Через минуту толпа забросала их камнями. Все ориентиры исчезли, будущее тонуло в тумане, Сена, словно отыгрываясь за предыдущие месяцы, собиралась, похоже, пересохнуть совсем. Нашего сына мы назвали Флавием, в честь римского императора,[6] и Марианна постепенно оправлялась после родов. Окружающие, казалось, были преисполнены оптимизма, разделить который мне не удавалось при всем своем желании.

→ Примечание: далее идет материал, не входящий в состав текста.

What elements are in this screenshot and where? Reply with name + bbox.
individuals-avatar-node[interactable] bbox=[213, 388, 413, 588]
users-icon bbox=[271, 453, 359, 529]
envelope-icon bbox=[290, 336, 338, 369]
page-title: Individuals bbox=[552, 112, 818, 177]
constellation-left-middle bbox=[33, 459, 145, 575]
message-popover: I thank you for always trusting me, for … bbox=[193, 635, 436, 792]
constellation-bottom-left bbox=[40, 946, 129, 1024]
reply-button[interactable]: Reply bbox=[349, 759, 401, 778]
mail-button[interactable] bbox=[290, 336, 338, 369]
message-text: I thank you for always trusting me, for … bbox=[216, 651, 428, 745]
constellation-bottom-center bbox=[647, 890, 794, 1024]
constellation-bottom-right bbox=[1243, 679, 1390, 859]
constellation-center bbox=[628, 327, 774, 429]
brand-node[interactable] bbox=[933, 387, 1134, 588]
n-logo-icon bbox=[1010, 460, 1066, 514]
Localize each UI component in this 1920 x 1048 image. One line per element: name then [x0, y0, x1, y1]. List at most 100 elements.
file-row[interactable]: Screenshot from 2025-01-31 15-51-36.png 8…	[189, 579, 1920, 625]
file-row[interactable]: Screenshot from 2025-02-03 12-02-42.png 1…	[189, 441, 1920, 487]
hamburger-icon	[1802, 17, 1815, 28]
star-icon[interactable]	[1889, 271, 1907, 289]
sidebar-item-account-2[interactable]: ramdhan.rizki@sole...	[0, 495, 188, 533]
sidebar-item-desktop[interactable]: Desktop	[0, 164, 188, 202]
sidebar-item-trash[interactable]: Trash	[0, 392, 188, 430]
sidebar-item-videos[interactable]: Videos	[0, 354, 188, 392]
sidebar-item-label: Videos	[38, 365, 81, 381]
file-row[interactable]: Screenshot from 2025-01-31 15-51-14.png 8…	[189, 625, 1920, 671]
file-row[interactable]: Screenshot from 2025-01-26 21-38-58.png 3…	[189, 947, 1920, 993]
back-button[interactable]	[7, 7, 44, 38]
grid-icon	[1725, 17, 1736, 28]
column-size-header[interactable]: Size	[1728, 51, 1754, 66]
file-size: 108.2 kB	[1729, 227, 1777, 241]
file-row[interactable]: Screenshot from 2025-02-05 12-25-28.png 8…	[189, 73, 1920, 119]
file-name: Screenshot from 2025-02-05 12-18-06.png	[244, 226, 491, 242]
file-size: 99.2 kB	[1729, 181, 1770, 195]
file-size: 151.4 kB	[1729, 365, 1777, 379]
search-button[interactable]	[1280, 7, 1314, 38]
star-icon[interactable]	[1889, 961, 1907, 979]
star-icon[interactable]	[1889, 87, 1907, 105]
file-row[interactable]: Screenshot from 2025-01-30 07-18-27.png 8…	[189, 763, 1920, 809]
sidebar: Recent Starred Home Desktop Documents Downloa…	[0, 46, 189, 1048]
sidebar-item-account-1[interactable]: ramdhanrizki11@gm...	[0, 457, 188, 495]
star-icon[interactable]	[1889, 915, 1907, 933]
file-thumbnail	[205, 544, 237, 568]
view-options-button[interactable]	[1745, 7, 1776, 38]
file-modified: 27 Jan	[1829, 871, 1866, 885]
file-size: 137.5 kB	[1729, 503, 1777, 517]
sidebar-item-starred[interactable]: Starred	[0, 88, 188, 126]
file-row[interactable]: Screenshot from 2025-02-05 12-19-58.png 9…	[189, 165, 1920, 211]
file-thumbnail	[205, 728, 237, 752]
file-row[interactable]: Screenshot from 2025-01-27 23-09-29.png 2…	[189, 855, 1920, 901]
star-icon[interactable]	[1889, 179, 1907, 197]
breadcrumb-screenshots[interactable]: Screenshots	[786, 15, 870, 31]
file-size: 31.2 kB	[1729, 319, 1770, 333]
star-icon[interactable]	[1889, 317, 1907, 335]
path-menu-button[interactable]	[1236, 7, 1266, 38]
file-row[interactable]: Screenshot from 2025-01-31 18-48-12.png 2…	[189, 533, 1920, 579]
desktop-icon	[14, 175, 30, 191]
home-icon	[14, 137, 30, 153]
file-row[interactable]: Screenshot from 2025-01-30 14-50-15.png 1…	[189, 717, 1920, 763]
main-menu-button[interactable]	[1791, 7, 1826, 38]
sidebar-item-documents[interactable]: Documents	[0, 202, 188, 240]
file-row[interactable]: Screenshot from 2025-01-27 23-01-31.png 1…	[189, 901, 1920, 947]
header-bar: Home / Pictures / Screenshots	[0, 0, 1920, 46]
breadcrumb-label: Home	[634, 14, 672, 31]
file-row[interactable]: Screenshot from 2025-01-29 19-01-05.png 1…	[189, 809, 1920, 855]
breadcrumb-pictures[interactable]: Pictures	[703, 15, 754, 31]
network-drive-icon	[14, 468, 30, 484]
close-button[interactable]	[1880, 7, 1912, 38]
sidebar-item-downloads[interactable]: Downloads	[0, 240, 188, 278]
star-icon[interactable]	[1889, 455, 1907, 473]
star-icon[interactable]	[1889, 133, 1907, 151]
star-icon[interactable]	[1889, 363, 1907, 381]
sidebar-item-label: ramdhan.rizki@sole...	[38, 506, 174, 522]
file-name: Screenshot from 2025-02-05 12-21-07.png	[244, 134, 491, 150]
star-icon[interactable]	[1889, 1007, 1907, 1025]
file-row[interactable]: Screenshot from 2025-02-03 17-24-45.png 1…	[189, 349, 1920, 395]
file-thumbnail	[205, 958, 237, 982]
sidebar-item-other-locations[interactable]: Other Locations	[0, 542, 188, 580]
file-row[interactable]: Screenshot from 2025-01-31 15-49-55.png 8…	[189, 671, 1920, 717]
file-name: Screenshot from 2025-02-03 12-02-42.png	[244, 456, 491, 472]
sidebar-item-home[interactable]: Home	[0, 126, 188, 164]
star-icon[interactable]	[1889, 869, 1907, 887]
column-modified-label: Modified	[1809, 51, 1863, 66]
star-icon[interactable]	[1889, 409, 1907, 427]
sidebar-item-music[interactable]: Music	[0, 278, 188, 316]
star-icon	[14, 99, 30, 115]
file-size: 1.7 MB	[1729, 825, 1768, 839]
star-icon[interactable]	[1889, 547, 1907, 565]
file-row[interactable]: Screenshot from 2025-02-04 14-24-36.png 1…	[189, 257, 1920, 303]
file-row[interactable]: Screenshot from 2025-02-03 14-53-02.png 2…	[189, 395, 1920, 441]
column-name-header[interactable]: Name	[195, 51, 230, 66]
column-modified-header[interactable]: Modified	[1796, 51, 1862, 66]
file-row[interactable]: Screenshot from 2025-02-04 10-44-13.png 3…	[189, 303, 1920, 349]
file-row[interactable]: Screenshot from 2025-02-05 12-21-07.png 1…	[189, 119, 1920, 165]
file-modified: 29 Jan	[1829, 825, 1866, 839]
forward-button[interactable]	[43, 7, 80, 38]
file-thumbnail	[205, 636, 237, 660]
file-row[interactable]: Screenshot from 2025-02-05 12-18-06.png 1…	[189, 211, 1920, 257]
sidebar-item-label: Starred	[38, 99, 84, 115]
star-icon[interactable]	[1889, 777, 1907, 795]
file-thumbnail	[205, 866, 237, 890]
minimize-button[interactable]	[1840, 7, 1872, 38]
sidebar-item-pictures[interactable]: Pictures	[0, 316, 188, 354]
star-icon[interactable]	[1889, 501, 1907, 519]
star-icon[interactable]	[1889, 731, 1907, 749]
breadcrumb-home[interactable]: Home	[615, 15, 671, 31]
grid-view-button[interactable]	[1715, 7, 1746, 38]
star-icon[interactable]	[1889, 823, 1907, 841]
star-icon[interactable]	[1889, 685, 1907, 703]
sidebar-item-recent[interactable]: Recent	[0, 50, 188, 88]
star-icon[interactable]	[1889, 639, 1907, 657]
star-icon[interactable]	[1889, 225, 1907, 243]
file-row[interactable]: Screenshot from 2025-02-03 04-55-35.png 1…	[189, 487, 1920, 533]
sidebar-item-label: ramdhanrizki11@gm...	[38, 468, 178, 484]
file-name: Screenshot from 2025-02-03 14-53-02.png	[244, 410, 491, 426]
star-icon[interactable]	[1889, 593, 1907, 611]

Прошло почти три недели с тех пор, как прекратился снег и настала новая жизнь, атмосфера была близка к всеобщему помешательству, кое-кто попытался уехать из города, и тут вдруг оказалось, что все стратегические пункты заняты юнцами из пригородов, пробиться через их заграждения было невозможно, мужчин они убивали и грабили, женщин насиловали, детей забирали в рабство, по крайней мере такие ходили слухи, приводились поучительные подробности, несчастных женщин пластали как сучек, целыми ордами, их спутников избивали и подвергали издевательствам, а, здесь царил настоящий психоз, великое празднество, раут завершился у Эйфелевой башни, ликующий народ, опьяненный победой над правительством в трехцветных шарфах, сбежался поглазеть на издыхающее чудовище, того самого Левиафана, которого мы с Жоэлем видели в одну из первых наших ездок; река пересохла, и он валялся на дне – гигантский, раскинувший щупальца кошмар, порождение какой-то мифологической преисподней; откуда могла взяться такая зверюга – полная загадка, в общим, мы все стояли как дураки и глядели на громадное, склизкое, слабо шевелящееся тело, я исчеркал набросками весь блокнот, и вдруг по студенистой массе прошло движение, щупальца, взметнувшись со скоростью света, ухватили целый букет зевак, и, что самое страшное, те, до кого он дотронулся, казалось, исчезли, вернее, расплавились, обуглились, невероятная, зловещая энергия будто поразила их током, миг – и от них не осталось следа, тела улетучились в небытие, бедняги едва успели вскрикнуть, я инстинктивно бросился назад, жуткий зверь про^ глотил еще несколько рядов, а потом затрясся, мерзкий студень из прозрачного стал красным, а в следующий момент всё исчезло, ни Левиафана, ни зевак, нас осталось несколько десятков, мы задыхались – и оттого, что уцелели, и оттого, что на наших глазах совершилось очередное колдовство, чудовище истребило тысячи нам подобных.
Вернувшись домой, я застал Марианну в слезах, у младенца случились судороги, он отказывался брать грудь, у меня мелькнула мысль пустить им пулю в голову, в упор, во-первых, чтобы меня оставили в покое, а во-вторых, чтобы избавить их от будущих страданий, – нас ожидали черные дни, я это чувствовал; признаться, намерение было довольно странное, вовсе не это полагалось думать и чувствовать в подобных обстоятельствах, в общем, я сделал над собой усилие, взял Флавия на руки и стал его укачивать, идти за врачом не имело смысла, чудо еще, что он подвернулся во время родов, я напевал какуюто чушь, массируя малышу плечи и шею, баю-бай, баю-баюшки-баю, и мой отпрыск в самом деле заснул, предварительно насосавшись своей мамаши, так что та успокоилась и убедилась, что он не в коме и анорексии у него тоже нет.
В ту ночь мне снилась окружная магистраль: я ехал довольно быстро, машин было много, их становилось все больше и больше, жидкокристаллические дисплеи безоговорочно утверждали, что заторов нет, заторов нет, а впереди была явная пробка, моя машина врезалась в другие, словно громадный кусок мягкой резины – мягкой резины, отчетливо напоминающей чудовище, Левиафана… я проснулся, и на меня навалилась огромная тоска и печаль, окружной больше не было, дисплеи не работали.